Sé que no es el lugar para escribir sobre esto, y espero, por otra parte, que no se tome por lo que no es. Sé, y espero de todo corazón, que esos amigos con los que he hablado sobre el tema sabrán entender el por qué de estas palabras, y el que ellas no van en absoluto para ni contra ellos, sino que es sólo el deseo y la necesidad de expresar ésto que llevo dentro y mostrar un sentimiento mío.
Añado un par de recortes del periódico El País, de hace ya algunos años, donde se muestra algo de la cruda realidad en la que se mueven esos seres. Realidad que lejos de mejorar no ha hecho sino empeorar, en base al fenómeno globalizador y la expansión desmesurada de las multinacionales por el planeta en busca de mano de obra barata (¡¿quién más barato que un niño!?).

Doscientos millones de niños, según cálculos de la ONU, trabajan en el mundo. Quiere decirse, son esclavos.
Aunque el problema es uni­versal. India gana en las esta­dísticas: sobre una población total de casi 900 millones, tiene unos 55 de niños trabajadores, sobre todo en el tejido de al­fombras, en fábricas de ceri­llas, en tintorería. Las condi­ciones de los pequeños tejedores son similares en Pakistán o Afganistán. La industria al­fombrera se cimenta en la explotación infantil, y tampoco países como Marruecos o Tur­quía escapan al abuso.
En 1995 fue muerto a tiros en Pakistán el pequeño líder Iqbal Masih, de 12 años. Su úl­timo mensaje fue: "Importa­dores, consumidores: decid no a las alfombras hechas por ni­ños".

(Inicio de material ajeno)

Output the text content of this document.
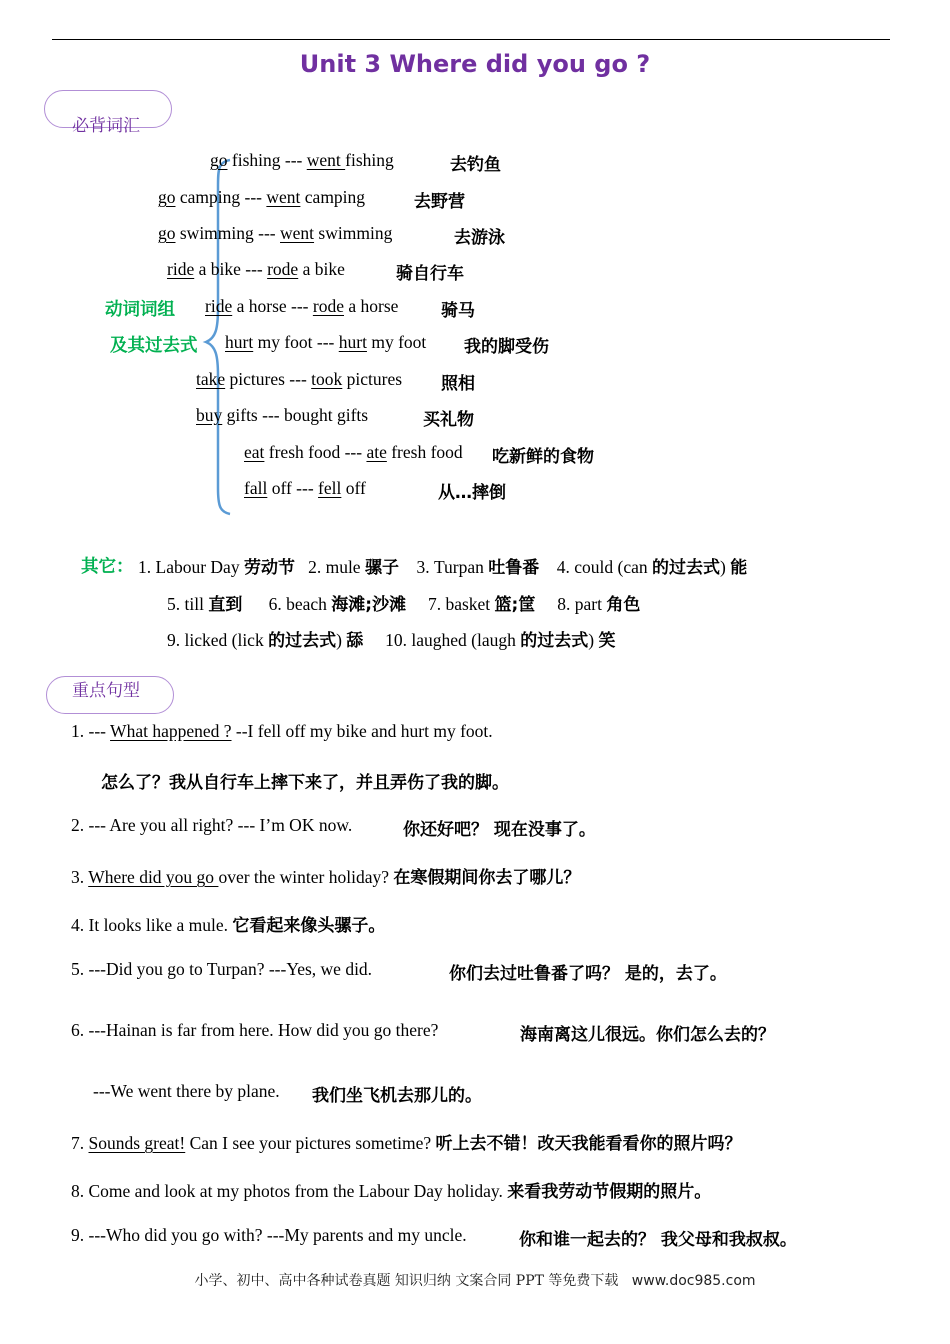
Unit 3 Where did you go ?
必背词汇
动词词组
及其过去式
go fishing --- went fishing	去钓鱼
go camping --- went camping	去野营
go swimming --- went swimming	去游泳
ride a bike --- rode a bike	骑自行车
ride a horse --- rode a horse	骑马
hurt my foot --- hurt my foot 我的脚受伤
take pictures --- took pictures 照相
buy gifts --- bought gifts	买礼物
eat fresh food --- ate fresh food 吃新鲜的食物
fall off --- fell off	从…摔倒
其它： 1. Labour Day 劳动节 2. mule 骡子 3. Turpan 吐鲁番 4. could (can 的过去式) 能
5. till 直到 6. beach 海滩;沙滩 7. basket 篮;筐 8. part 角色
9. licked (lick 的过去式) 舔 10. laughed (laugh 的过去式) 笑
重点句型
1. --- What happened ? --I fell off my bike and hurt my foot.
怎么了？我从自行车上摔下来了，并且弄伤了我的脚。
2. --- Are you all right? --- I’m OK now.	你还好吧？ 现在没事了。
3. Where did you go over the winter holiday? 在寒假期间你去了哪儿？
4. It looks like a mule. 它看起来像头骡子。
5. ---Did you go to Turpan? ---Yes, we did.	你们去过吐鲁番了吗？ 是的，去了。
6. ---Hainan is far from here. How did you go there?	海南离这儿很远。你们怎么去的？
---We went there by plane. 我们坐飞机去那儿的。
7. Sounds great! Can I see your pictures sometime? 听上去不错！改天我能看看你的照片吗？
8. Come and look at my photos from the Labour Day holiday. 来看我劳动节假期的照片。
9. ---Who did you go with? ---My parents and my uncle.	你和谁一起去的？ 我父母和我叔叔。
小学、初中、高中各种试卷真题 知识归纳 文案合同 PPT 等免费下载 www.doc985.com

Un trabajador menor se expo­ne a un doble riesgo: el que re­presenta para su propio desa­rrollo la privación de la educa­ción y el derivado de la peli­grosidad que entrañan de por sí las condiciones de clandesti­nidad en las que se desarrolla. "Todos somos cómplices de la infancia maltratada.
"Costaría cerca de 6.000 millones de dólares al año (unos 780.000 millones de pe­setas) sobre lo que ya se gasta hacer que todos los niños acu­dan al colegio en el año 2000. Esto puede parecer una suma de dinero enorme. Sin embar­go, es menos del 1% de lo que el mundo se gasta cada año en armas", subraya un informe de UNICEF. El Gobierno español destina cada año a UNICEF, tan solo dos millones de dólares (260 millones de pesetas), cantidad muy infe­rior a la que aporta el pueblo español con cerca de 4.000 mi­llones anuales.

Sólo me mueve el deseo, al escribir esto, de que alguien, aunque sea poca gente, haga algo, por poco sea, de vez en cuando, cuando quiera o cuando pueda, por eliminar lo que creo que es una lacra para la Humanidad, o al menos, ayude, en la medida de sus posibilidades, a estos niños.
Sé que no es Literatura, pero para mí hay cosas más importantes que escribir, como vivir, ser feliz e intentar que las personas lo sean. Con la Literatura se puede hacer, pero hay otras formas también, y ésta, creo, es una de ellas.